What unites cougars is not the appearance of youth (being an ingénue is not on-brand) but more so, an age-free attitude. To the cougar, demographics are the stuff of marketers and the Central Statistics Office; not women who cosset Bikram toned thighs in leather trousers.
That said, notice-me appeal is never clichéd; the short skirt, fake tan and ample cleavage combo is best left to the TOWIE brigade. Flesh rather is strategically showcased, much like a Tiffany diamond in a glass box. Think Michelle Obama’s arms, Halle Berry’s décolletage or Cameron Diaz’s lithe legs.
The cougar is also a texture-driven creature, preferring the visual interest of raised nap be it fur, feathers, velvet or embossed skin (often in combination) with a sexy pencil skirt or too-cool-to-care jeans. When feeling subversive, the Dietrich tux makes an appearance with hemorrhage-inducing heels or, if having an off-duty moment, Converse.
Leopard print might seem a tad cliché but surprisingly not on the cougar. She wears it with ease, like a second skin. Take Jennifer Lopez who was recently papped in a wild cat jacket and matching skirt paired artfully with a polo neck and thigh-high boots.
Call her ‘mutton dressed as lamb’? You might get a punch or a roundhouse kick; physical fitness is a cougar merit, especially when juggling a career, kids, charity work, further education, globe-trotting (delete as appropriate). In other words, the cougar is not dependent on the male gaze; the male gaze follows her regardless. She commands it.
My own cougar predilections aren’t too far off. Over the years, I like to think both my life/style has alchemically evolved. I don’t do diets but am religious about Pilates. Make-up takes ten minutes but skincare is a ritualistic pleasure. I play to my own tastes rather than trends — pastels are for children under eight as far as I’m concerned; not adults. And yes, I wear 5-inch heels even though I’m six foot — please stop asking.
The fact that my last boyfriend was eight years younger than me is less to do with trophy-hunting and more to do with commonality. Oh, and I don’t want kids. Yes, I know. Slap a scarlet letter on my chest and call me Hester Prynne but it’s just a fact; nothing more. Try explaining this though to those who feel behooved to ask and you get the ‘look’ as if having farted in public but worse because the smell of biological betrayal lingers a lot longer. I digress…
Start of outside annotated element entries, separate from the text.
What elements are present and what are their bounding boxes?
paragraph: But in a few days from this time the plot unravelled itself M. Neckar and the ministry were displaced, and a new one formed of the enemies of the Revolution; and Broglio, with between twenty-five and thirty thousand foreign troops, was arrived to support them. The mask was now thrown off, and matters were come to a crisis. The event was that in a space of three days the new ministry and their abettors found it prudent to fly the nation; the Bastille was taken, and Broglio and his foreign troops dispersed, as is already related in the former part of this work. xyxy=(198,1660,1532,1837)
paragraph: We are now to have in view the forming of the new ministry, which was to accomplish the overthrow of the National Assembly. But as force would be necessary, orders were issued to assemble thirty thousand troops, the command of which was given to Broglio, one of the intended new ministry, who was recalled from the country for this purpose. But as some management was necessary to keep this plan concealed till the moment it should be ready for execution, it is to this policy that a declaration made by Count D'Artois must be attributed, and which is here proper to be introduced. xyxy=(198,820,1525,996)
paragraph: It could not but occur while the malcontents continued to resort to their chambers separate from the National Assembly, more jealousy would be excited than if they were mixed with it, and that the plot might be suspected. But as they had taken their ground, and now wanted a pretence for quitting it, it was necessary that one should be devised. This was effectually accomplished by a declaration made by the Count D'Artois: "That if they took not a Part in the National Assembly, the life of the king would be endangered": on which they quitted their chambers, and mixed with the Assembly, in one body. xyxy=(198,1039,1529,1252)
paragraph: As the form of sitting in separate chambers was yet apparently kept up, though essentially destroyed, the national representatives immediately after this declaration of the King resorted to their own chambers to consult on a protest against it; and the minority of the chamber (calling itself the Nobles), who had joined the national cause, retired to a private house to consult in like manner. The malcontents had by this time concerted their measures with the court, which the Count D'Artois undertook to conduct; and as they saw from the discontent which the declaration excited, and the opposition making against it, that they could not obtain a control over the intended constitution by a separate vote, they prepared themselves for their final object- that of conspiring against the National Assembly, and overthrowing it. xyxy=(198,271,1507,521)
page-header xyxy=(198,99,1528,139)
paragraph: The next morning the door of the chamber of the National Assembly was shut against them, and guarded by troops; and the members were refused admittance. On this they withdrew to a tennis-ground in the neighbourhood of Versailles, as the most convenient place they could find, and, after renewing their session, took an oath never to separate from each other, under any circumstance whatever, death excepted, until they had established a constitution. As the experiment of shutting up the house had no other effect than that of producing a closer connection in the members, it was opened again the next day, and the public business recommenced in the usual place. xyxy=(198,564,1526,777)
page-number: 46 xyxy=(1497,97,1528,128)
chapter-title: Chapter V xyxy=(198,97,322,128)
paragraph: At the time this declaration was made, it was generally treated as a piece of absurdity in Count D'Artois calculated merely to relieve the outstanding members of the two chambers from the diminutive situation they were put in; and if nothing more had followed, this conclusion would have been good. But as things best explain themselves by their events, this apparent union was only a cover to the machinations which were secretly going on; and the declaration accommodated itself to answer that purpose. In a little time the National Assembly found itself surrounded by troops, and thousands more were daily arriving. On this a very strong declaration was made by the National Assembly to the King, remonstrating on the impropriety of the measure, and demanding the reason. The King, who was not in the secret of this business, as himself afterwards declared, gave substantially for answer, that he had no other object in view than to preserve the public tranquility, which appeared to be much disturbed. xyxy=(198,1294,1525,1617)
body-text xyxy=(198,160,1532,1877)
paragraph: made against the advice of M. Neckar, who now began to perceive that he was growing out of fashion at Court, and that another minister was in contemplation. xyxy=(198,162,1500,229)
Back to my lexical repatriation. If the first wave cougar carries the reductive implication of being a short-skirted sexual predator then its more comprehensive second wave sister is an independent rule-breaker. Contrary to the ‘scarcity’ myth-mongers; partners, clothing, jobs, options and oxygen don’t suddenly dry up upon hitting 40. Tell that to Madonna. More likely, the prevailing attitude usurps the possibilities for continued individuation with edicts that begin with ‘too…’ or end in ‘…young’.
Maybe that’s why cougar fashion holds such loaded significance? Pair pointy stilettos with a skinny jean, slub tee and oversized blazer and you’ve got a brand of devil-may-care insouciance, popular with fans of Stella McCartney and Isabel Marant.
It’s all about riding the wave of self-appropriated balance, a personal groove-finding mission where style is its own reward. Call it self-confidence, the benefit of widsom or just plain cockiness but this soon-to-be cougar’s style is already dyed-in-the-wool.
Turning 40 is merely an excuse for a blow-out birthday weekend in Barcelona.